Domingo passado, dia chuvoso, fui ao campo do Padilhão, onde haveria o primeiro jogo da final do campeonato amador da Liga Bauruense. Chegando lá fiquei meio desconfiado se a partida realmente era ali, pois não tinha isolamento no trânsito, policiais revistando pessoas, proibindo guarda-chuvas e outros objetos. Então, eu avistei alguns torcedores com a camisa do Ipiranga e me certifiquei de que o jogo era ali mesmo. O estádio foi enchendo, comecei a encontrar as pessoas conhecidas que sempre vão ao campo como eu, voltei lá fora, peguei uma latinha de cerveja, me sentei novamente no coberto, o campo cada vez mais cheio e batuque, rojões, amendoins e bandeiras, tudo pronto para mais um dia de diversão.

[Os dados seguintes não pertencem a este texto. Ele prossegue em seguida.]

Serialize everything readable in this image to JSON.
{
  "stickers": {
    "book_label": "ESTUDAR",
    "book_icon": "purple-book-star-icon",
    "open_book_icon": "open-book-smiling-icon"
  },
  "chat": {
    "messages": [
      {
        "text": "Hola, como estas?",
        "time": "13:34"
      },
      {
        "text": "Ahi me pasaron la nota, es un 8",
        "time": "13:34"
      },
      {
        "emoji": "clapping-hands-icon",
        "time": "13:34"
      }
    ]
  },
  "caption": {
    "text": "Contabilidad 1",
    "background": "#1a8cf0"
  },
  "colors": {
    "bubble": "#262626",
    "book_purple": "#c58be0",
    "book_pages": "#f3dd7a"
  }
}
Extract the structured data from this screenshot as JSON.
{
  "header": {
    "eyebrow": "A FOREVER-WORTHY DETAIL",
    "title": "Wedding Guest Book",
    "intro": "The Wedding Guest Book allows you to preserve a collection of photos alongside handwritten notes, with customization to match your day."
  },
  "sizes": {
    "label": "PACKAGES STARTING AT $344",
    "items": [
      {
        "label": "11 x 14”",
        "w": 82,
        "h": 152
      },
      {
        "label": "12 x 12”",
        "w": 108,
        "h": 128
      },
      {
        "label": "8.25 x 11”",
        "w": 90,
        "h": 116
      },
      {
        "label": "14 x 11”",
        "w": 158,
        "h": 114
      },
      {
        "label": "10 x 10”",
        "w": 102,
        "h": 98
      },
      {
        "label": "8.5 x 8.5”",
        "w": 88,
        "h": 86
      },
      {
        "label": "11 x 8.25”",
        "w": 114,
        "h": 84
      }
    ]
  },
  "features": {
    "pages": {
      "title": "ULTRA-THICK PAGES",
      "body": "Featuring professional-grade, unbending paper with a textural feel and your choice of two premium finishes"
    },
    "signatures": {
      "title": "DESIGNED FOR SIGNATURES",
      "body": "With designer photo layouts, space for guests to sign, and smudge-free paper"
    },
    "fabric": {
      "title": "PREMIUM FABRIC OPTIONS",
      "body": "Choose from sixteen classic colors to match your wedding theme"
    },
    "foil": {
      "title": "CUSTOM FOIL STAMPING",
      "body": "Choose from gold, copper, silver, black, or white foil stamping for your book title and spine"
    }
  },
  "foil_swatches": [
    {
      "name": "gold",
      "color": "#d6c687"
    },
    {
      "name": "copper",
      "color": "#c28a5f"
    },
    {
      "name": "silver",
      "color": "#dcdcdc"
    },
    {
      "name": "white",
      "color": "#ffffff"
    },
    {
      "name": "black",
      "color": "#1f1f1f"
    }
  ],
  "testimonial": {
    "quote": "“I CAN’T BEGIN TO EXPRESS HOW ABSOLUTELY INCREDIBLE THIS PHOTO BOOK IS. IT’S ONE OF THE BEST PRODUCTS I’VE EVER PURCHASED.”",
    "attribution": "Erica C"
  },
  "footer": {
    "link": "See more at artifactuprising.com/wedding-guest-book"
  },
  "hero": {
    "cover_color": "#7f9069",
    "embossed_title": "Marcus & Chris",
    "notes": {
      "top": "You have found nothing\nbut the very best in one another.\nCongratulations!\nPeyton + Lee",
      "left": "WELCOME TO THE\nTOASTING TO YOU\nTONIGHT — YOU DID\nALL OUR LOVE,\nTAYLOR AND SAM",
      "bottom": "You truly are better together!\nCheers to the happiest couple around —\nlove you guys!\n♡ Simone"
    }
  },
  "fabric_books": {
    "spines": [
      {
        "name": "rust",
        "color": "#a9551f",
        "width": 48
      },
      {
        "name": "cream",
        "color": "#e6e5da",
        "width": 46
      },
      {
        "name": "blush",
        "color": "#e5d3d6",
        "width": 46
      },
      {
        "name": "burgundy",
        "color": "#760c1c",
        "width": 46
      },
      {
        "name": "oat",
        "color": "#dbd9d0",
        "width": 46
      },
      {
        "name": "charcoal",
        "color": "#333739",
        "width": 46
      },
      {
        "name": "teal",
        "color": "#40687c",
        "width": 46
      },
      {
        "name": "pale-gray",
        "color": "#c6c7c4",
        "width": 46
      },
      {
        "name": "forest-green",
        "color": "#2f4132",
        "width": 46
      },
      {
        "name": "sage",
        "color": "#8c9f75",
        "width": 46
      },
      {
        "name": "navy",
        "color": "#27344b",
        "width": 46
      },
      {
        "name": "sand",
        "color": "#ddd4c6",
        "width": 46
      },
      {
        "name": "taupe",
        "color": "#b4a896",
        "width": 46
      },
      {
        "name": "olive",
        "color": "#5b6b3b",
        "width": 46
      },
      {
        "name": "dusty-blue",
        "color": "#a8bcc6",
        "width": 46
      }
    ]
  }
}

Tudo no clima, como acontece em todos os domingos, aquela festa bonita.
Começou o jogo, barulho dos batuques, provocações das torcidas, sem separação por corda, aquelas músicas que já conhecemos que quem canta já nem tem mais concentração no que diz a letra, parece até que vai haver uma guerra... O jogo segue, sai um gol, sai outro, acaba o jogo e sabe o que acontece? Nada. Como tantos e tantos domingos não acontece nada de anormal, ninguém briga, ninguém agride ninguém, e vamos todos embora.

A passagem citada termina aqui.